Un droit de recours est certes prévu par le droit américain mais il est uniquement réservé à leurs seuls citoyens. Quid des citoyens français ? Les annonces de Barack Obama et d’Eric Holden, ministre de la justice, ne sont pas encore suivies d’effet et ne sont pas de nature à nous rassurer.

Ce point me semble d’autant plus important que l’article 9 du projet de loi prévoit un cadre de transmission à titre préventif des données personnelles en cas d’urgence et de péril imminent. En cas d’erreur, quelle place y aurait-il pour le recours d’un citoyen français ?

Le contexte actuel ne nous rassure pas davantage sur la volonté des deux États en matière de protection des données personnelles.

En France, le projet de loi relatif au renseignement a affaibli les procédures de contrôles des libertés.

Aux États-Unis, l’adoption de l’« USA Freedom Act » limite certains pouvoirs de collecte d’informations de la National Security Agency aux États-Unis mais ne changera rien à la surveillance pratiquée par l’agence à l’étranger – surveillance offensive dont la France a déjà fait les frais.

La NSA a procédé à de nombreuses écoutes ayant visé des citoyens, des entreprises et des chefs d’États. Le programme Prism, dénoncé par Edward Snowden en 2013, lui a permis de collecter un très large champ de données personnelles indifférenciées.

Depuis les attentats du 11 septembre 2001, les États-Unis pratiquent une politique de surveillance mondiale et il ne faut pas éluder la question de leur conception particulière de la protection des données personnelles.

Je reste convaincu de la nécessité de renforcer la coopération interétatique pour lutter plus efficacement contre le terrorisme mondialisé.

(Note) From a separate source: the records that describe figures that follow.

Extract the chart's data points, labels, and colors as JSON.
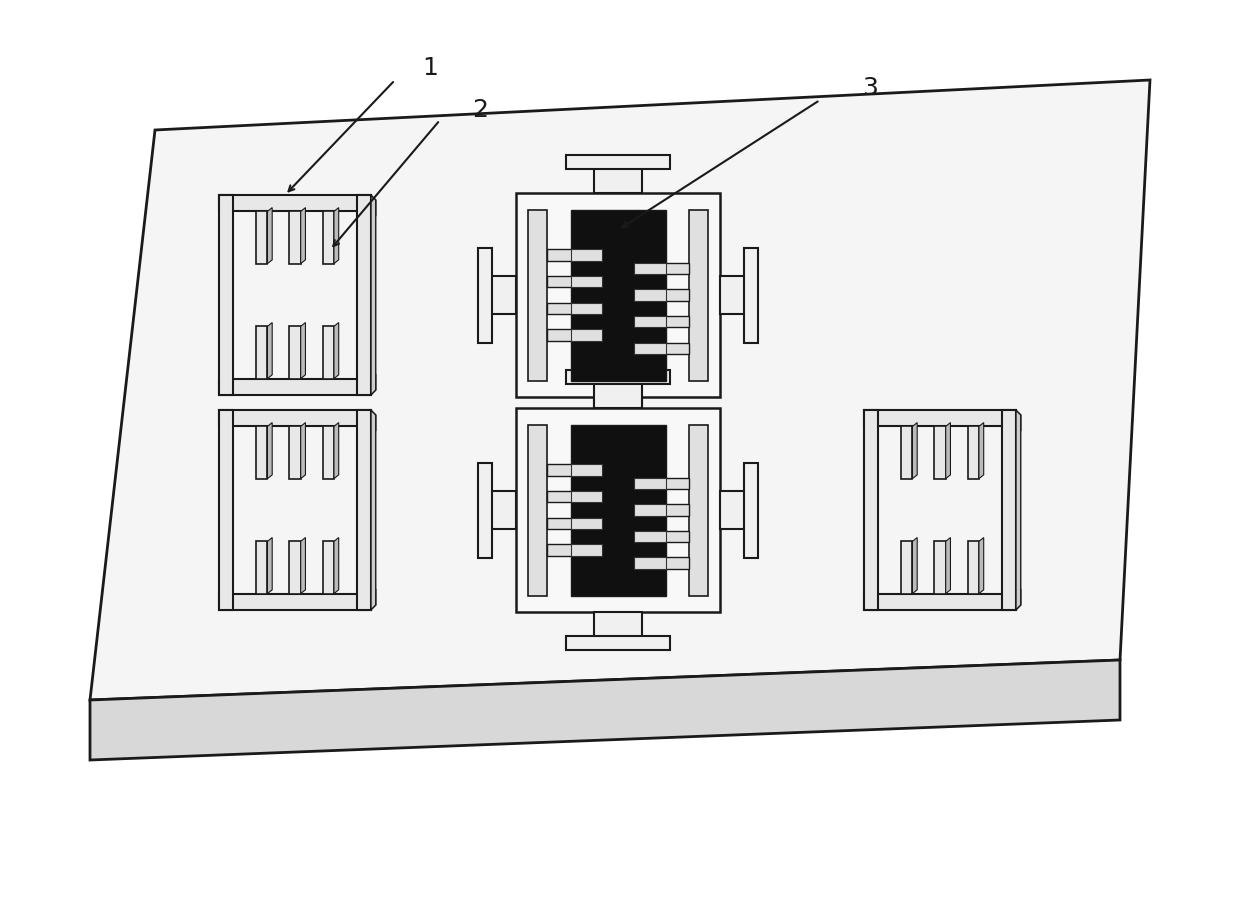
{
  "background_color": "#ffffff",
  "line_color": "#1a1a1a",
  "fill_color_light": "#f0f0f0",
  "fill_color_white": "#ffffff",
  "fill_color_dark": "#2a2a2a",
  "fill_color_gray": "#d0d0d0",
  "fill_color_side": "#e0e0e0",
  "label_1": "1",
  "label_2": "2",
  "label_3": "3",
  "label_fontsize": 18,
  "figsize": [
    12.4,
    9.13
  ],
  "dpi": 100
}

Toutefois, cette coopération ne peut pas se faire au détriment de notre État de droit.

Les dispositions actuelles de cette loi restent trop floues pour être votées en l’état. La coopération en matière de lutte contre le terrorisme ne doit pas s’effectuer de façon déséquilibrée, en fonction des exigences propres des États-Unis.

Pour l’ensemble de ces raisons, les députés du Front de Gauche ne voteront pas ce projet de loi.